Agentic Engineering: Building Human-AI Synergy

Agentic Engineering is about combining human craftsmanship with AI tools to build better software. Quality remains the engineer's responsibility, but the craft now includes learning to work effectively with stochastic tools, mastering rapid feedback loops, parallel agent conversations, and efficient review of AI-suggested changes.

The Harness-First Approach

Large language models can feel incredibly smart one moment and frustratingly unreliable the next. The real issue isn’t the model’s intelligence, it’s everything around it. Breaking down complex tasks, managing state, checking key steps, and recovering from mistakes are what actually decide whether an AI system works consistently.

Here’s how to fix it with three practical layers:

1. Prompt Engineering

Instead of just giving orders, you shape a clear “probability space” so the model focuses on the right ideas and produces useful output. It’s about making sure the model truly understands what you want.

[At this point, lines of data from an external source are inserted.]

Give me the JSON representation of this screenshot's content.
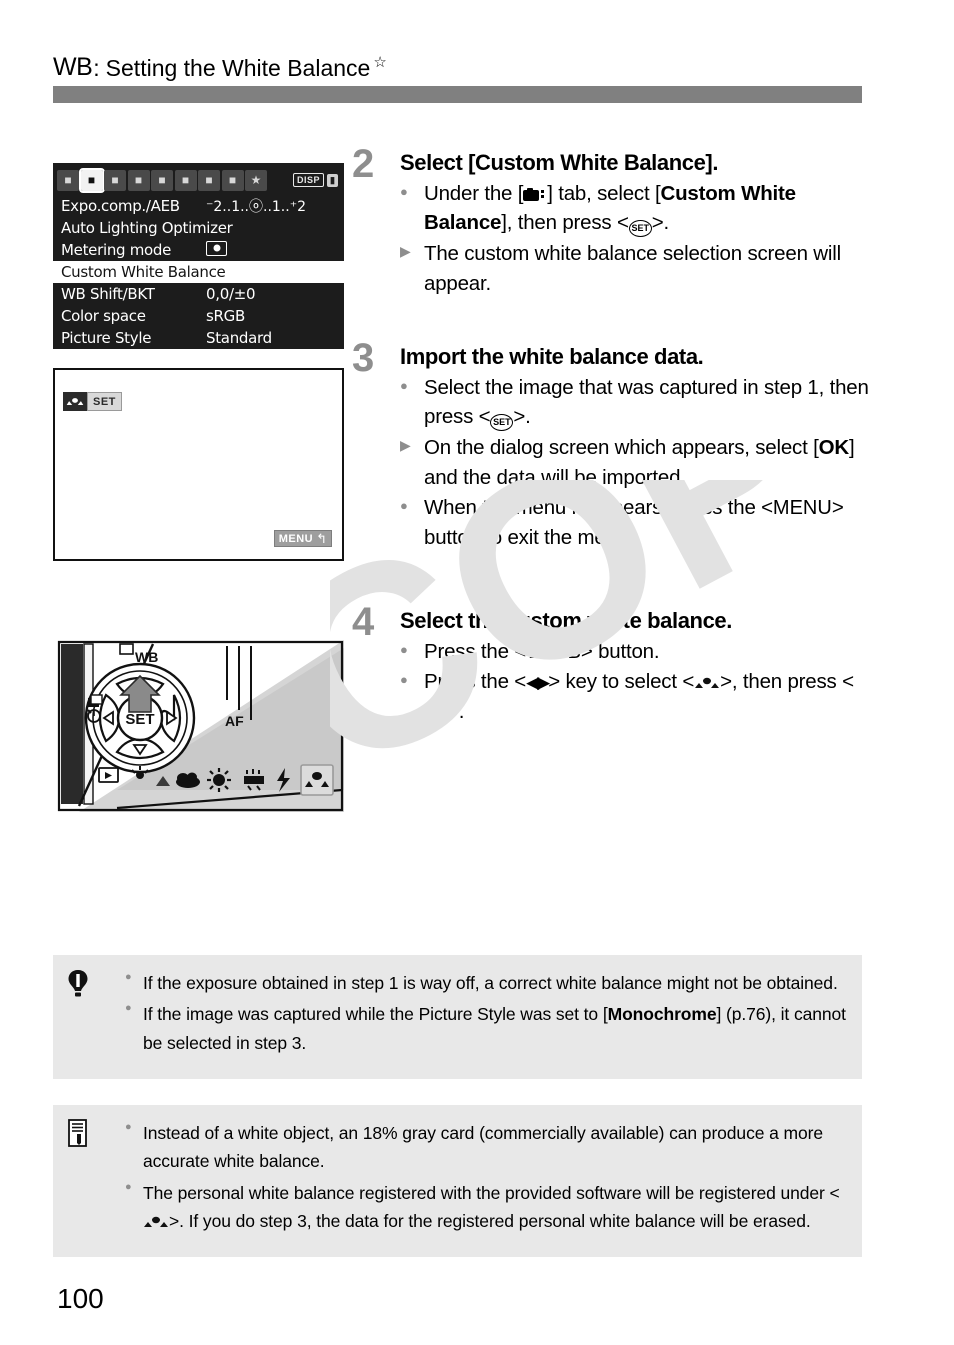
{
  "header": {
    "wb_symbol": "WB",
    "colon": ":",
    "title": "Setting the White Balance",
    "star": "☆",
    "bar_color": "#808080"
  },
  "menu_figure": {
    "name": "camera-menu-screenshot",
    "tabs": [
      {
        "name": "shoot-tab-1",
        "glyph": "■",
        "active": false
      },
      {
        "name": "shoot-tab-2",
        "glyph": "■",
        "active": true
      },
      {
        "name": "shoot-tab-3",
        "glyph": "■",
        "active": false
      },
      {
        "name": "playback-tab-1",
        "glyph": "■",
        "active": false
      },
      {
        "name": "playback-tab-2",
        "glyph": "■",
        "active": false
      },
      {
        "name": "setup-tab-1",
        "glyph": "■",
        "active": false
      },
      {
        "name": "setup-tab-2",
        "glyph": "■",
        "active": false
      },
      {
        "name": "setup-tab-3",
        "glyph": "■",
        "active": false
      },
      {
        "name": "my-menu-tab",
        "glyph": "★",
        "active": false
      }
    ],
    "disp_badge": "DISP",
    "lv_badge": "⬛",
    "rows": [
      {
        "label": "Expo.comp./AEB",
        "value": "⁻2..1..ⓞ..1..⁺2",
        "type": "scale",
        "selected": false
      },
      {
        "label": "Auto Lighting Optimizer",
        "value": "",
        "type": "plain",
        "selected": false
      },
      {
        "label": "Metering mode",
        "value": "",
        "type": "metering",
        "selected": false
      },
      {
        "label": "Custom White Balance",
        "value": "",
        "type": "plain",
        "selected": true
      },
      {
        "label": "WB Shift/BKT",
        "value": "0,0/±0",
        "type": "plain",
        "selected": false
      },
      {
        "label": "Color space",
        "value": "sRGB",
        "type": "plain",
        "selected": false
      },
      {
        "label": "Picture Style",
        "value": "Standard",
        "type": "plain",
        "selected": false
      }
    ]
  },
  "screen_figure": {
    "name": "custom-wb-selection-screen",
    "set_badge": "SET",
    "menu_badge": "MENU",
    "return_glyph": "↰"
  },
  "camera_figure": {
    "name": "camera-back-controls-diagram",
    "wb_label": "WB",
    "af_label": "AF",
    "set_label": "SET",
    "wb_icons": [
      {
        "name": "wb-shade-icon"
      },
      {
        "name": "wb-cloudy-icon"
      },
      {
        "name": "wb-daylight-icon"
      },
      {
        "name": "wb-tungsten-icon"
      },
      {
        "name": "wb-flash-icon"
      },
      {
        "name": "wb-custom-icon",
        "selected": true
      }
    ]
  },
  "steps": [
    {
      "number": "2",
      "title": "Select [Custom White Balance].",
      "bullets": [
        {
          "mark": "dot",
          "segments": [
            {
              "t": "Under the [",
              "b": false
            },
            {
              "t": "@CAMTAB@",
              "b": false
            },
            {
              "t": "] tab, select [",
              "b": false
            },
            {
              "t": "Custom White Balance",
              "b": true
            },
            {
              "t": "], then press <",
              "b": false
            },
            {
              "t": "@SET@",
              "b": false
            },
            {
              "t": ">.",
              "b": false
            }
          ]
        },
        {
          "mark": "tri",
          "segments": [
            {
              "t": "The custom white balance selection screen will appear.",
              "b": false
            }
          ]
        }
      ]
    },
    {
      "number": "3",
      "title": "Import the white balance data.",
      "bullets": [
        {
          "mark": "dot",
          "segments": [
            {
              "t": "Select the image that was captured in step 1, then press <",
              "b": false
            },
            {
              "t": "@SET@",
              "b": false
            },
            {
              "t": ">.",
              "b": false
            }
          ]
        },
        {
          "mark": "tri",
          "segments": [
            {
              "t": "On the dialog screen which appears, select [",
              "b": false
            },
            {
              "t": "OK",
              "b": true
            },
            {
              "t": "] and the data will be imported.",
              "b": false
            }
          ]
        },
        {
          "mark": "dot",
          "segments": [
            {
              "t": "When the menu reappears, press the <",
              "b": false
            },
            {
              "t": "@MENU@",
              "b": false
            },
            {
              "t": "> button to exit the menu.",
              "b": false
            }
          ]
        }
      ]
    },
    {
      "number": "4",
      "title": "Select the custom white balance.",
      "bullets": [
        {
          "mark": "dot",
          "segments": [
            {
              "t": "Press the <",
              "b": false
            },
            {
              "t": "@UP@",
              "b": false
            },
            {
              "t": " WB> button.",
              "b": false
            }
          ]
        },
        {
          "mark": "dot",
          "segments": [
            {
              "t": "Press the <",
              "b": false
            },
            {
              "t": "@LR@",
              "b": false
            },
            {
              "t": "> key to select <",
              "b": false
            },
            {
              "t": "@WBCUSTOM@",
              "b": false
            },
            {
              "t": ">, then press <",
              "b": false
            },
            {
              "t": "@SET@",
              "b": false
            },
            {
              "t": ">.",
              "b": false
            }
          ]
        }
      ]
    }
  ],
  "notes": [
    {
      "name": "caution-note",
      "icon": "caution-icon",
      "bullets": [
        {
          "segments": [
            {
              "t": "If the exposure obtained in step 1 is way off, a correct white balance might not be obtained.",
              "b": false
            }
          ]
        },
        {
          "segments": [
            {
              "t": "If the image was captured while the Picture Style was set to [",
              "b": false
            },
            {
              "t": "Monochrome",
              "b": true
            },
            {
              "t": "] (p.76), it cannot be selected in step 3.",
              "b": false
            }
          ]
        }
      ]
    },
    {
      "name": "tip-note",
      "icon": "note-icon",
      "bullets": [
        {
          "segments": [
            {
              "t": "Instead of a white object, an 18% gray card (commercially available) can produce a more accurate white balance.",
              "b": false
            }
          ]
        },
        {
          "segments": [
            {
              "t": "The personal white balance registered with the provided software will be registered under <",
              "b": false
            },
            {
              "t": "@WBCUSTOM@",
              "b": false
            },
            {
              "t": ">. If you do step 3, the data for the registered personal white balance will be erased.",
              "b": false
            }
          ]
        }
      ]
    }
  ],
  "page_number": "100",
  "watermark_text": "COPY"
}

The catch? It hits a wall fast. Great prompts can’t fix missing knowledge like internal docs, latest product configs, code styles, or complicated multi-tool workflows. In short, it improves communication, not the underlying information or long-term execution.

2. Context Engineering

This covers multi-turn chats, tool calls, updating from partial results, handling feedback, and keeping track of history and state. It’s about feeding the model the right information at the right time.

Classic examples include RAG (retrieval-augmented generation), memory injection, and progressive disclosure in agents, start with the big picture, then reveal details only when needed. Agent Skills can be used to implement progressive disclosure by first providing high-level information, then progressively supplying deeper, more detailed guidance based on context and requirements, in a layered and on-demand manner.

Like Prompt Engineering, it sharpens the input and thinking process, but it still doesn’t supervise the full execution or handle recovery when things drift.

3. Harness Engineering

You define clear “done” criteria, use checklists at every checkpoint, document changes, and automatically reset agents before they wander off-track. It’s about making the model perform reliably over long, repeated tasks.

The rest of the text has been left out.